Poor Greta must be getting lonely. She must have noticed your recent post mentioning your exclusion from electronic intifada. It was Ali Abunimah if I recall that effectively purged one Greta Berlin from the Palestinian solidarity movement. Maybe she is seeking allies along the lines of the enemy of my enemy theory of politics.
RE: “Hidden-Hand Behind Beirut Bombing”
MY COMMENT: It would not surprise me if the the MEK (trained by the U.S. and Israel) provided logistical support!
If the point of the bombing was just to punish, it could be called successful, because punishment was dealt. If the point of the bombing was to cause Hizbullah to abandon Syria, the bombers have another think coming. Let’s assume it was Saudi Arabia, since for decades, when Israel wanted to challenge Lebanese resistance, it drove through the front door, as it were, in tanks, etc. Hizbullah and its associate ‘rebels’ have weathered a succession of ground attacks of enormous ferocity since the 1980s. Each time it seemed that Hizbullah would surely collapse from such force, something akin to the PLO quitting the fight. But Hizbullah has, each time, only dug in stronger. Syria is defended for strategic reasons. Hizubullah has no strategic reason to abandon Assad and tolerate some kind of Sunni mish mash that might look like Libya.
If Hizbullah could not be brought to heel by Israeli attacks by massive ground and air assault, it has no reason to give an inch because of a handful of jihadi punks slip in a few car bombs.
The Saudi performance is nothing short of an embarrassment; or let’s say that for Sunni Muslims world wide, below the level of the monarchs and dictators, the idea of Muslims making back room agreements with Israelis is a disgrace. I do not believe the ambition to crush Iran, or even to crush Assad in Syria, dips below the surface of the monarchs, Sunni or not. It was not that long ago that Iranian resistance to the west was admired by Muslims in general. This is about the fear of the Arab spring type uprisings, and the rise of Shia in Iraq, and so on. It is too bad that Iran and Syria and Hizbullah have to pay the price for the weakness of backward and useless Sunni monarchs. I would include Egypt’s newest dictator, al Sissi, in with that gallery of failures. They must be failures if they need to come, cup in hand, for assistance to Israel.

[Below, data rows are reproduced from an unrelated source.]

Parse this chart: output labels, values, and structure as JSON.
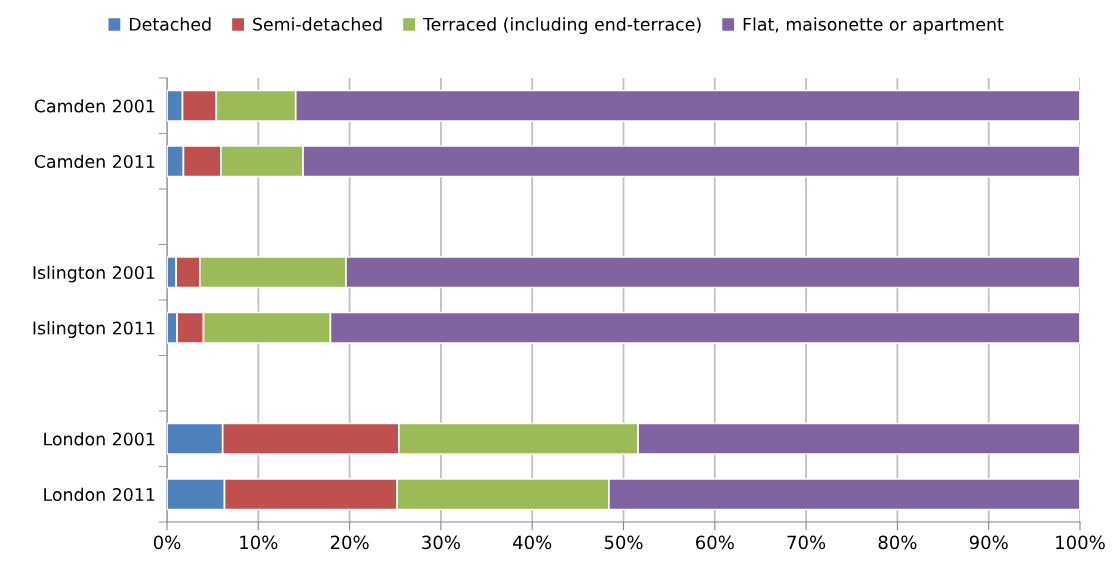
{
  "chart_data": {
    "type": "bar",
    "orientation": "horizontal",
    "stacked": true,
    "categories": [
      "Camden 2001",
      "Camden 2011",
      null,
      "Islington 2001",
      "Islington 2011",
      null,
      "London 2001",
      "London 2011"
    ],
    "series": [
      {
        "name": "Detached",
        "color": "#4f81bd",
        "values": [
          1.7,
          1.8,
          null,
          1.0,
          1.1,
          null,
          6.1,
          6.3
        ]
      },
      {
        "name": "Semi-detached",
        "color": "#c0504d",
        "values": [
          3.7,
          4.1,
          null,
          2.6,
          2.9,
          null,
          19.3,
          18.9
        ]
      },
      {
        "name": "Terraced (including end-terrace)",
        "color": "#9bbb59",
        "values": [
          8.7,
          9.0,
          null,
          16.0,
          13.9,
          null,
          26.2,
          23.2
        ]
      },
      {
        "name": "Flat, maisonette or apartment",
        "color": "#8064a2",
        "values": [
          85.9,
          85.1,
          null,
          80.4,
          82.1,
          null,
          48.4,
          51.6
        ]
      }
    ],
    "xlim": [
      0,
      100
    ],
    "xticks": [
      {
        "value": 0,
        "label": "0%"
      },
      {
        "value": 10,
        "label": "10%"
      },
      {
        "value": 20,
        "label": "20%"
      },
      {
        "value": 30,
        "label": "30%"
      },
      {
        "value": 40,
        "label": "40%"
      },
      {
        "value": 50,
        "label": "50%"
      },
      {
        "value": 60,
        "label": "60%"
      },
      {
        "value": 70,
        "label": "70%"
      },
      {
        "value": 80,
        "label": "80%"
      },
      {
        "value": 90,
        "label": "90%"
      },
      {
        "value": 100,
        "label": "100%"
      }
    ],
    "grid": "x",
    "legend": "top"
  }
}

Maybe the Iranians are …. problematic. At least they fight their own battles. Hizbullah and Iran, whatever their imperfections, typically go against the odds, they hold to their values — and among those values are al Quds, and the Palestinians. Which of the other regimes has lifted a finger for those causes in the last decade? Egypt and Saudi are the most obvious places where support for the Holy sites and for the Palestinians should be found, and they just have walked away from the cause. And make a deal with Israel? Ever?